BATTERY DIES ON YOUR MONTHLY CALL / BUDGET CUT AT YOUR PRIMARY SCHOOL / ANOTHER FAMILY FRIEND FELL SICK / GAVE THE FASCISTS A THOUSAND TICKS /
The ending track, “Hung Empty,” is alright. It’s got some great flow to it and a very catchy chorus hook, and it ends in a way only Los Camp can really get away with, valiantly shouting “Feels like I've been waiting on it, nearly all my life, but what, if this is it now, what if this is how we die!?” in a way that almost feels defiant or daring. It’s a creditable finisher, but at the same time it kind of feels… expected, you know? It feels like a typical Los Camp finisher, but it’s also just kinda basic. It’s actually kind of a microcosm of the entire album for me: it’s good! But some parts of it feel like they’ve been done before.
Like I’ve said, this album does feel like a much more pleasing return to form for the band’s earlier works but approached with a more grown-up, more exposed-to-the-world and vaguely “doomed” mindset, and for the most part, it’s very compelling! It’s got some great songs, and its feel feels a lot more definite and impactful than their last albums, it’s just that there’s a bit of crows feet here and there, and it kinda feels like even with the new perspectives it explores, some of it feels a little by-the-numbers at this point.
Not in a ruinous way, but I hope that for next album they do go even more adventurous than they did here. Again, I do think they already made a good effort; I was going to give this more of a 3.5/5, but after being given more time to appreciate the little intricacies of this album and realizing where a lot of it is coming from, it’s grown on me pretty well, it’s just I kinda wanna see more in the future, y’know? Who knows? Maybe they actually will, and I’m kind of excited by that prospect. We’re just going to have to wait and see.

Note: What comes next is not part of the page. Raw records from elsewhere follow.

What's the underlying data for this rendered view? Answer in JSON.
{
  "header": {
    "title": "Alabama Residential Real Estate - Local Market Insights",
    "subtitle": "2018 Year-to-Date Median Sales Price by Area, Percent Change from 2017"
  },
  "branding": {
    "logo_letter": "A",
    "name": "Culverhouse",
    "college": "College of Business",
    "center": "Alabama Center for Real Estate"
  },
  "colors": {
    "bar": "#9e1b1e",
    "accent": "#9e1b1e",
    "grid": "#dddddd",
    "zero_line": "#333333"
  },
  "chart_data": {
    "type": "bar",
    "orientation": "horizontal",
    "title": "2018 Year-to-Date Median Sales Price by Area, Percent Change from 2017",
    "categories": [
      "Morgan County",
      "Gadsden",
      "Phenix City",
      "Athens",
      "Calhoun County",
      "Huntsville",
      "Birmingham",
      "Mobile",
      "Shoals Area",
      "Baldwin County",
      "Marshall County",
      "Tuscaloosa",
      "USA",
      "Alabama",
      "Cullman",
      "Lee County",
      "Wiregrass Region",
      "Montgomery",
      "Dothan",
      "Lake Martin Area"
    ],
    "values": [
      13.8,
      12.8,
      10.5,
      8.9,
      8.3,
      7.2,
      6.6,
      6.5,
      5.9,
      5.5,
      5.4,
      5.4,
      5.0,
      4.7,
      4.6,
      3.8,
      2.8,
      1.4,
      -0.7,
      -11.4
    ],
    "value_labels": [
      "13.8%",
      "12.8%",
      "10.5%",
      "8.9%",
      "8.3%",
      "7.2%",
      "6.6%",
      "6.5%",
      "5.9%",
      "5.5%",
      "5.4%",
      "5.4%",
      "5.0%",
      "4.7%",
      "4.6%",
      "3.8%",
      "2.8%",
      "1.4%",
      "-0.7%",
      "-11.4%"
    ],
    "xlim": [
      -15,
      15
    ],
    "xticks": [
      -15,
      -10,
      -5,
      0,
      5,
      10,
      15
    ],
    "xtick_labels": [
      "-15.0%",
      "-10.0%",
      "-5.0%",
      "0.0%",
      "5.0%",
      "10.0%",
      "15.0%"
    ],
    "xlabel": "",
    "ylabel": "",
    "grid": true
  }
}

Maybe if they manage to sell another thousand more of those “Doomed” football jerseys. I don’t care much about football, but goddamn I kinda want one anyway.
LC!4LYF (4/5)
FAVES: “Renato Dall’Ara (2008)”, “Sad Suppers”, “I Broke Up in Amarante”, “The Fall of Home”, “5 Flucloxacillin”, “Here’s to the Fourth Time!”, “Hung Empty”
aaaaand there you have it! Reviews of all the major Los Camp albums! Ahh… fuck
I might do more reviews of different albums in the future, but maybe not. Iunno, maybe I’ll do a few one-shots of albums I wanna talk about, like Gorillaz or something, but I don’t really know what I can really offer for that lol. We’ll see.